I remind myself of this fact by making the the role of randomness explicit  whenever I can.  For example, my girlfriend and I have twice done random walks, literally: we would choose whether to go straight or turn at every intersection by tossing a coin. The results were extraordinary. We found a raccoon in Queen’s park, we discovered streets we had never seen and both times we eventually reached our final destination. In Granada, this destination was the Hotel Juan Miguel (it exists!). Randomness is also one of the reasons I enjoy playing poker, it is such an obvious part of the game, and for poker players it is consequentially an enormous part of their lives. Look at this now famous hand, were arguably one of the best players of all-time, Phil Ivey, lost his spot in the main event final table after his opponent, Chris Moneymaker, drew an Ace on the river. Moneymaker went on to win the main event, initiating a ‘poker boom’, that changed the game forever. What if a different card had felt.

Since I’m giving so many examples, here’s another, the opening line of Leonard Mlodinow’s book, The Drunkard’s Walk: “A few year’s ago a man won the Spanish lottery with a ticket that ended in the number 48. Proud of his ‘accomplishment’, he revealed the theory that brought him to riches. ‘I dreamed of the number 7 for seven straight nights’ he said, ‘and 7 times 7 is 48’.” Random!

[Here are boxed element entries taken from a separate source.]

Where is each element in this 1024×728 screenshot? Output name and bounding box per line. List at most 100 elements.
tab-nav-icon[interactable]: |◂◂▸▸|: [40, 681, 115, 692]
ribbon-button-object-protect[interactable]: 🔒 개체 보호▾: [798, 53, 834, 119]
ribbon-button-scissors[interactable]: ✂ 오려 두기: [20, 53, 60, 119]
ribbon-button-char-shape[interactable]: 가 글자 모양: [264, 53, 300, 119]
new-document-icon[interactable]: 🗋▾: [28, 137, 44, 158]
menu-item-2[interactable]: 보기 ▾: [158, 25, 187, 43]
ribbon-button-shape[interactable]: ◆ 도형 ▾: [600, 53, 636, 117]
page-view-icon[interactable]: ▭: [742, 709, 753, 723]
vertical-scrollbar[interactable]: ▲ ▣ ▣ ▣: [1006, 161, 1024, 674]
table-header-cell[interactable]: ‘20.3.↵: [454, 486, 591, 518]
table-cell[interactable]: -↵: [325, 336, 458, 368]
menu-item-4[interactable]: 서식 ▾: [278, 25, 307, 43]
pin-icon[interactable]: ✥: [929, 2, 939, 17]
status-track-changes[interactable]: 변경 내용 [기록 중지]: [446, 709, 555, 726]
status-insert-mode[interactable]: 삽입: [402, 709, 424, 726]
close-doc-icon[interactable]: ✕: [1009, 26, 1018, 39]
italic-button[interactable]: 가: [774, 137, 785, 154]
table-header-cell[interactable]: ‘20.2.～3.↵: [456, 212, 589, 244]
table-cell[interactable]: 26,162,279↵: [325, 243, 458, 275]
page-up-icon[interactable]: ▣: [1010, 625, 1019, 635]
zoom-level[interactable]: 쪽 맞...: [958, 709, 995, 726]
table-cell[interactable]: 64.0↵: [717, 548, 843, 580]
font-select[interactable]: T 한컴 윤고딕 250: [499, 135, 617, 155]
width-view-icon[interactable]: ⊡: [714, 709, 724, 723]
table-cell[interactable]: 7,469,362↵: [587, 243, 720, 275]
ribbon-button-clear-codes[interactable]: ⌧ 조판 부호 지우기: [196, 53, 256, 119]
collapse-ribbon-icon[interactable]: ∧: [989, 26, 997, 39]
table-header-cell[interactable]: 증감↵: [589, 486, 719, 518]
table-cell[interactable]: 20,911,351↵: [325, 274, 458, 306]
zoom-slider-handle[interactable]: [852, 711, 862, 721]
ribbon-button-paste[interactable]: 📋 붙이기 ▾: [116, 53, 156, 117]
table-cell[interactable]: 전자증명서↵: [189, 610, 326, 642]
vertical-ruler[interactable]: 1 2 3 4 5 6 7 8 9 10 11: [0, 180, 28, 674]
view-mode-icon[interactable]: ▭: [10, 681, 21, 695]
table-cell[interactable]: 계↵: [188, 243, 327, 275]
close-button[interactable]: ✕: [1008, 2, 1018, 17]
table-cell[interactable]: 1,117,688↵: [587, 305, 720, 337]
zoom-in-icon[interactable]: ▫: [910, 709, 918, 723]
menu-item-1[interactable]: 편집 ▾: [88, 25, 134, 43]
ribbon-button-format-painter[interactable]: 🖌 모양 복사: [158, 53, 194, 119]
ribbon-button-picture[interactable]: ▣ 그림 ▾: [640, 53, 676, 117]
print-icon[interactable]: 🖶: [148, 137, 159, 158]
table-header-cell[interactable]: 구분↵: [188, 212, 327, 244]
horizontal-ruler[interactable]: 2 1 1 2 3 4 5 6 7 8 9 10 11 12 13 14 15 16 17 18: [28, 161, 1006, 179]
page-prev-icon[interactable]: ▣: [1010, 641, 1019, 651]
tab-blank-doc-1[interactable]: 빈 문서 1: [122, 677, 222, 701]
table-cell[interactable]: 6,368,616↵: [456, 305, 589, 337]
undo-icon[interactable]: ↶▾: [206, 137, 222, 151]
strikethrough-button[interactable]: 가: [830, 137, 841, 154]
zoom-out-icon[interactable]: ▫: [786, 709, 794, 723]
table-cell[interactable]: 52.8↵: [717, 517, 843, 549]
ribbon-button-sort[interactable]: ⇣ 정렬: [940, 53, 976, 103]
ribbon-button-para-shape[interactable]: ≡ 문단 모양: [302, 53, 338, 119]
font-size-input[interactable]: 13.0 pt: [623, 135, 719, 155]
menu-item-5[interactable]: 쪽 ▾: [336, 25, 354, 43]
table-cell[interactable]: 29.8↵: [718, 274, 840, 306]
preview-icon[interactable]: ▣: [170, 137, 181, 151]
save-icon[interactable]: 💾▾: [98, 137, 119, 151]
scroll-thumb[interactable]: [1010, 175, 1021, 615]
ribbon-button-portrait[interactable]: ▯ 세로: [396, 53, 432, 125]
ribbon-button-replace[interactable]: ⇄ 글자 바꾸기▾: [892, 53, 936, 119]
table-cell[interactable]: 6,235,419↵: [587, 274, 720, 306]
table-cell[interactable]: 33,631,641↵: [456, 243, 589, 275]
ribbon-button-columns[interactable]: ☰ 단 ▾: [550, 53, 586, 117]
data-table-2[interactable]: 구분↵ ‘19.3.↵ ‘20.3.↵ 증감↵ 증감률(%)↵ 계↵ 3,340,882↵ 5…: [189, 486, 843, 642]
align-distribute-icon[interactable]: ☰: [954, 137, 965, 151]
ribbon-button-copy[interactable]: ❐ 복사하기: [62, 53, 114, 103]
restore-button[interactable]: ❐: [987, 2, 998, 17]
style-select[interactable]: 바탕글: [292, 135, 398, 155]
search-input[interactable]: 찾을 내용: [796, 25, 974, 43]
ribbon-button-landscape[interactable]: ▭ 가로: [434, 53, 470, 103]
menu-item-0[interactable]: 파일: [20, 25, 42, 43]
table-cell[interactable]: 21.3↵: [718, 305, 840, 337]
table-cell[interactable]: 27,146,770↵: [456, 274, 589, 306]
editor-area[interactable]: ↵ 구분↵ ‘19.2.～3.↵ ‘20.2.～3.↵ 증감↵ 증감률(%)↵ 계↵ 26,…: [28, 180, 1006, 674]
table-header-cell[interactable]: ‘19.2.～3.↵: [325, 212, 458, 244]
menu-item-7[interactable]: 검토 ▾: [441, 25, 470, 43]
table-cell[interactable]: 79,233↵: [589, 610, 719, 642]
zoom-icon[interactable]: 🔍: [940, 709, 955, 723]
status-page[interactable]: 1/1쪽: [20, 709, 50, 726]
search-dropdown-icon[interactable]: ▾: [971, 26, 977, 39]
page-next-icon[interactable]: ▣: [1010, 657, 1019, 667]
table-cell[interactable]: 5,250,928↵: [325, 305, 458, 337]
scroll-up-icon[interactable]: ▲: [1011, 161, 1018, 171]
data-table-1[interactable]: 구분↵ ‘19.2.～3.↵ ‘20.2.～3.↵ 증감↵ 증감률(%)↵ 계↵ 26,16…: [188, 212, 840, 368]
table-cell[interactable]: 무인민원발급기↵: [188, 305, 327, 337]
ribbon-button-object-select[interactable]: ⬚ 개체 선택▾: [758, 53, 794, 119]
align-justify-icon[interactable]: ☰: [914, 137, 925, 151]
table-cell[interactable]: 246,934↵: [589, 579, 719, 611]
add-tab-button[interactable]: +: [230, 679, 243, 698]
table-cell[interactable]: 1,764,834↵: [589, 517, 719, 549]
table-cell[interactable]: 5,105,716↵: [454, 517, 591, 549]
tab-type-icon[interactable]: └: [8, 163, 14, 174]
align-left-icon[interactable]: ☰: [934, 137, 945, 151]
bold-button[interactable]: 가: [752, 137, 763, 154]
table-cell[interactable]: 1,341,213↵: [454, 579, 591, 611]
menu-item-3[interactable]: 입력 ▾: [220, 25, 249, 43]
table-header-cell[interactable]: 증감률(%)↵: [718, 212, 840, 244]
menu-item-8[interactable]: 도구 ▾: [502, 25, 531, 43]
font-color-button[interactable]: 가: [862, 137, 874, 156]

But this is the point I try to make and to remind myself of. No matter how much control over our lives we may think we have, or hope we have, there is too much about the stories we get to tell that have occurred because of purely random factors completely out of our control. There are no guarantees, there are no flawless recipes, there are always surprises. This is a beautiful thing. Our power is restricted to providing the structure for chance to fall into, we may prepare a quantum state but cannot control what outcomes will result from the arbitrary measurement’s of life. Define the structure and throw the dice. This is something worth remembering.